1. **State the problem:**
Paul wants to withdraw 3500 every 6 months for 5 years starting 10 years from now. The bank interest rate is 3.00% compounded monthly. We need to find how much she must invest now.
2. **Identify the formulas:**
- The investment grows for 10 years with monthly compounding.
- Withdrawals form an annuity due (withdrawals at beginning of each period) for 5 years every 6 months.
3. **Convert interest rate and periods:**
- Annual nominal rate $i = 0.03$ compounded monthly means monthly rate $i_m = \frac{0.03}{12} = 0.0025$.
- Number of months in 10 years: $10 \times 12 = 120$.
- Withdrawals every 6 months means 2 withdrawals per year, total withdrawals $5 \times 2 = 10$.

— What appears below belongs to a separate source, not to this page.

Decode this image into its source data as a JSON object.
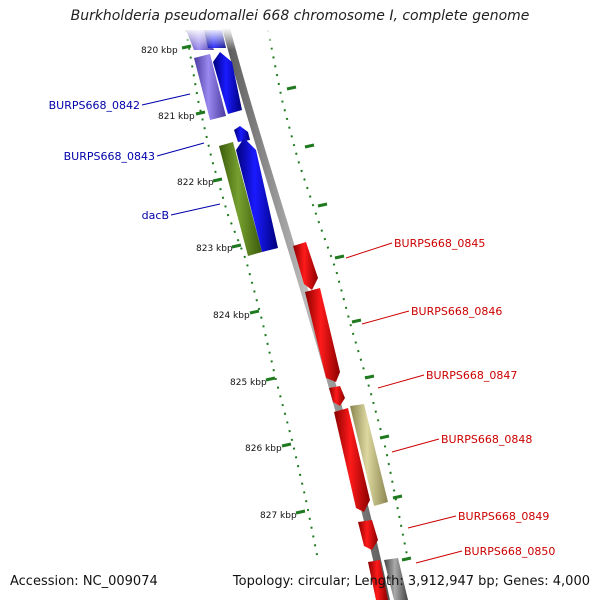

- Effective 6-month interest rate from monthly compounding:
$$i_{6m} = (1 + i_m)^6 - 1 = (1 + 0.0025)^6 - 1 = 1.015114 - 1 = 0.015114$$
4. **Calculate the present value of the annuity at the time withdrawals start (10 years):**
Annuity due present value formula:
$$PV_{10} = R \times \frac{1 - (1 + i_{6m})^{-n}}{i_{6m}} \times (1 + i_{6m})$$
where $R=3500$, $n=10$, $i_{6m}=0.015114$.
Calculate:
$$1 - (1 + 0.015114)^{-10} = 1 - (1.015114)^{-10} = 1 - 0.860707 = 0.139293$$
So:
$$PV_{10} = 3500 \times \frac{0.139293}{0.015114} \times 1.015114 = 3500 \times 9.217 \times 1.015114 = 3500 \times 9.356 = 32746.3$$
5. **Calculate the amount to invest now (time 0) to have $PV_{10}$ in 10 years:**
Using monthly compounding:
$$PV_0 = \frac{PV_{10}}{(1 + i_m)^{120}} = \frac{32746.3}{(1.0025)^{120}}$$
Calculate denominator:
$$(1.0025)^{120} = e^{120 \times \ln(1.0025)} \approx e^{120 \times 0.002496} = e^{0.2995} = 1.3499$$
So:
$$PV_0 = \frac{32746.3}{1.3499} = 24250.3$$
6. **Final answer:**
Paul must invest approximately **24250.30** now to enable the withdrawals.